Wow, now my code becomes a test-case!? As I’m planning to use Humblr for a long term, this would help me tremendously. Thank you again!

That’s really great news! I was aware that your TH support got back-ported to GHC 9.12, but it would be great if I can use TH also with GHC 9.10! I’ll definitely try it!
As the source plugin makes HLS somewhat fragile, it would make situation better if we can use TH for conditionally generating FFI declaration! The availability of TH also help me unrolling worker endpoints along some Enum types to reduce the binary size safely!
In addition, if the availability of GHCi means that of Compiler Plugins, it would help me a lot! If this is the case, I can use my type-checker plugin to solve constraints type-level naturals. Also, I want to inline type families incorporating call to other typefams generated by Generic deriving. I also have developed such type-inlining GHC plugin, so if Compiler Plugins are available in WASM backend, I can use these!

Thank you for pointing it out.
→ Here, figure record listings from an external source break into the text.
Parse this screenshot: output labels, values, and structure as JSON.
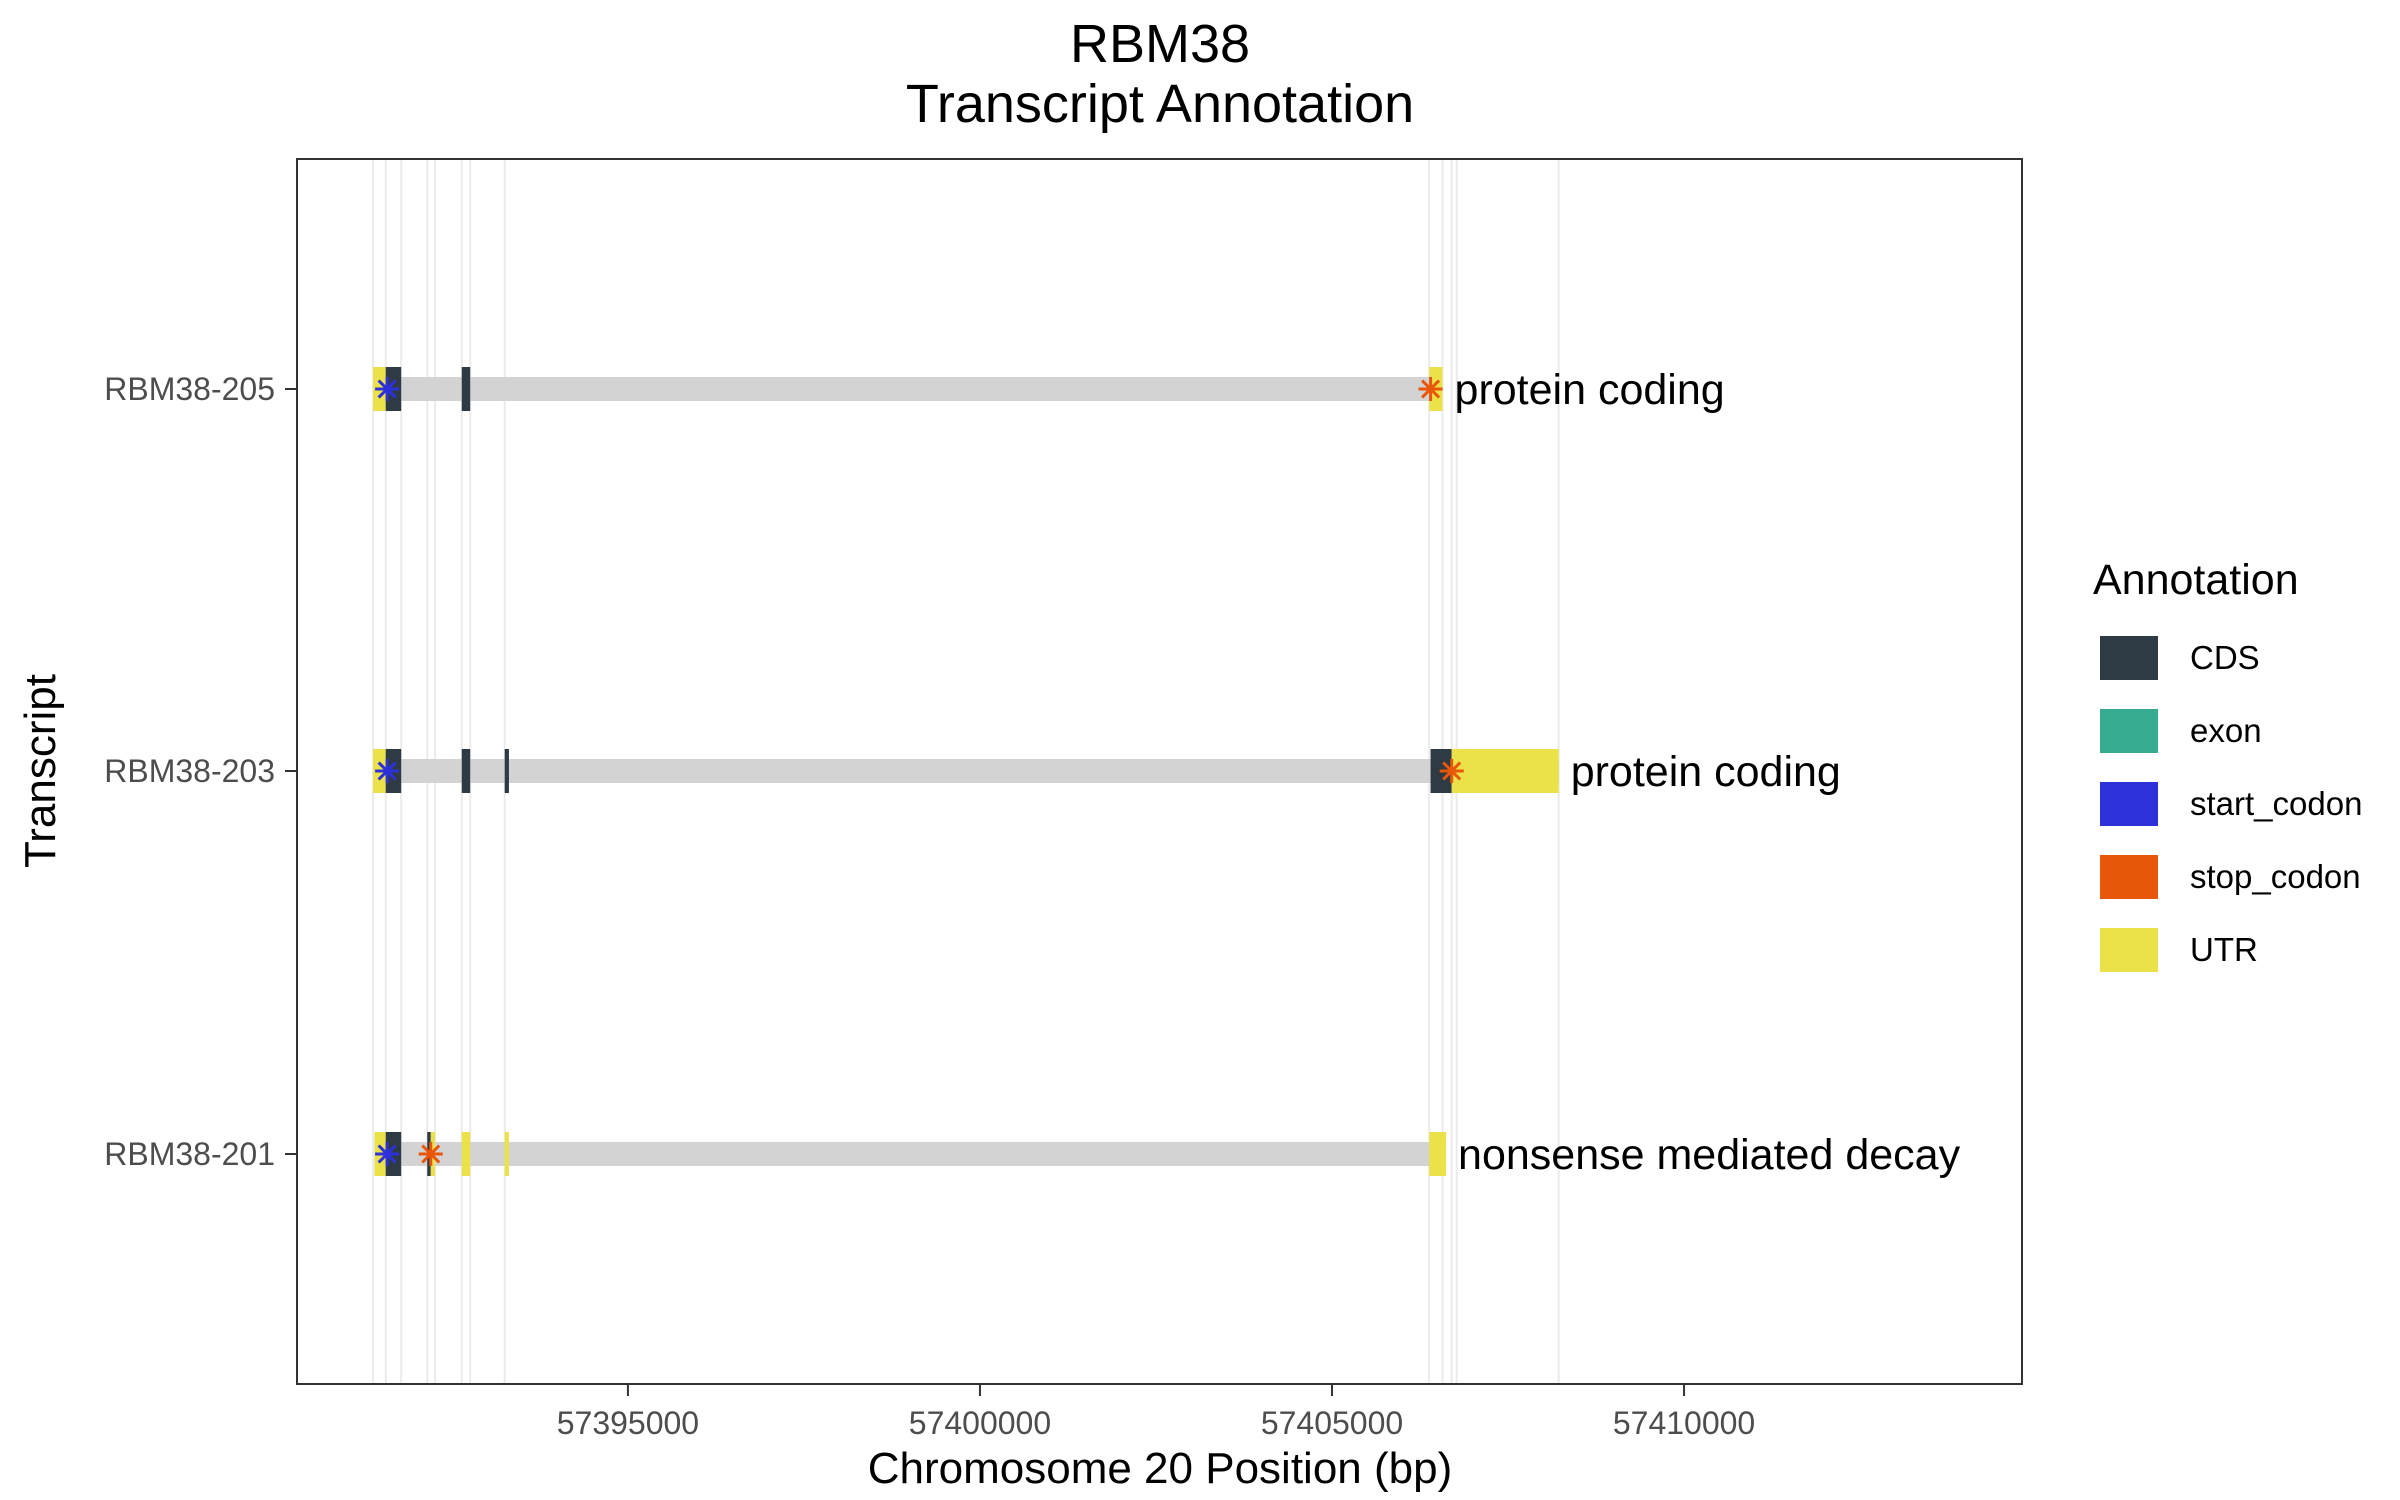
{
  "chart_data": {
    "type": "gene-track",
    "title": "RBM38",
    "subtitle": "Transcript Annotation",
    "xlabel": "Chromosome 20 Position (bp)",
    "ylabel": "Transcript",
    "xlim": [
      57390300,
      57414800
    ],
    "x_ticks": [
      57395000,
      57400000,
      57405000,
      57410000
    ],
    "x_tick_labels": [
      "57395000",
      "57400000",
      "57405000",
      "57410000"
    ],
    "grid": "vertical lines at exon boundaries",
    "transcripts": [
      {
        "name": "RBM38-205",
        "label": "protein coding",
        "span": [
          57391380,
          57406570
        ],
        "features": [
          {
            "type": "UTR",
            "start": 57391380,
            "end": 57391560
          },
          {
            "type": "CDS",
            "start": 57391560,
            "end": 57391780
          },
          {
            "type": "CDS",
            "start": 57392640,
            "end": 57392760
          },
          {
            "type": "UTR",
            "start": 57406380,
            "end": 57406570
          }
        ],
        "start_codon": 57391580,
        "stop_codon": 57406400
      },
      {
        "name": "RBM38-203",
        "label": "protein coding",
        "span": [
          57391380,
          57408220
        ],
        "features": [
          {
            "type": "UTR",
            "start": 57391380,
            "end": 57391560
          },
          {
            "type": "CDS",
            "start": 57391560,
            "end": 57391780
          },
          {
            "type": "CDS",
            "start": 57392640,
            "end": 57392760
          },
          {
            "type": "CDS",
            "start": 57393250,
            "end": 57393310
          },
          {
            "type": "CDS",
            "start": 57406400,
            "end": 57406700
          },
          {
            "type": "UTR",
            "start": 57406700,
            "end": 57408220
          }
        ],
        "start_codon": 57391580,
        "stop_codon": 57406700
      },
      {
        "name": "RBM38-201",
        "label": "nonsense mediated decay",
        "span": [
          57391400,
          57406620
        ],
        "features": [
          {
            "type": "UTR",
            "start": 57391400,
            "end": 57391560
          },
          {
            "type": "CDS",
            "start": 57391560,
            "end": 57391780
          },
          {
            "type": "CDS",
            "start": 57392150,
            "end": 57392200
          },
          {
            "type": "UTR",
            "start": 57392200,
            "end": 57392260
          },
          {
            "type": "UTR",
            "start": 57392640,
            "end": 57392760
          },
          {
            "type": "UTR",
            "start": 57393250,
            "end": 57393310
          },
          {
            "type": "UTR",
            "start": 57406380,
            "end": 57406620
          }
        ],
        "start_codon": 57391580,
        "stop_codon": 57392200
      }
    ],
    "gridlines_x": [
      57391380,
      57391560,
      57391780,
      57392150,
      57392260,
      57392640,
      57392760,
      57393250,
      57406380,
      57406570,
      57406700,
      57406770,
      57408220
    ],
    "legend": {
      "title": "Annotation",
      "position": "right",
      "items": [
        {
          "label": "CDS",
          "color": "#2e3a44"
        },
        {
          "label": "exon",
          "color": "#36ab8f"
        },
        {
          "label": "start_codon",
          "color": "#2c31d9"
        },
        {
          "label": "stop_codon",
          "color": "#e8560a"
        },
        {
          "label": "UTR",
          "color": "#ebe24a"
        }
      ]
    },
    "colors": {
      "intron": "#d3d3d3",
      "grid": "#ebebeb",
      "panel_border": "#333333"
    }
  }
}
Indeed, I wrote my Dockerfile to use with Earthly based on the contents of Nix and non-nix installation scripts. It uses ghcup to install compiler under the hood, so if there is bindist for platforms other than x86_64 linux, GHCup + the installation script should also work.

Good to hear that! Just bindists for multiple platforms (for me, aarch64-darwin would be enough :slight_smile:) should help people tremendously! I’m looking forward to see that future. Thank you again!

1 Like

if the availability of GHCi means that of Compiler Plugins

To use GHC plugins for cross GHC, you need to build the plugin as an “external static plugin”. I’ve not verified if it works for wasm backend yet.

1 Like

Thanks! I will try to build plugins as static external ones, following the pointer you provided and GHC document.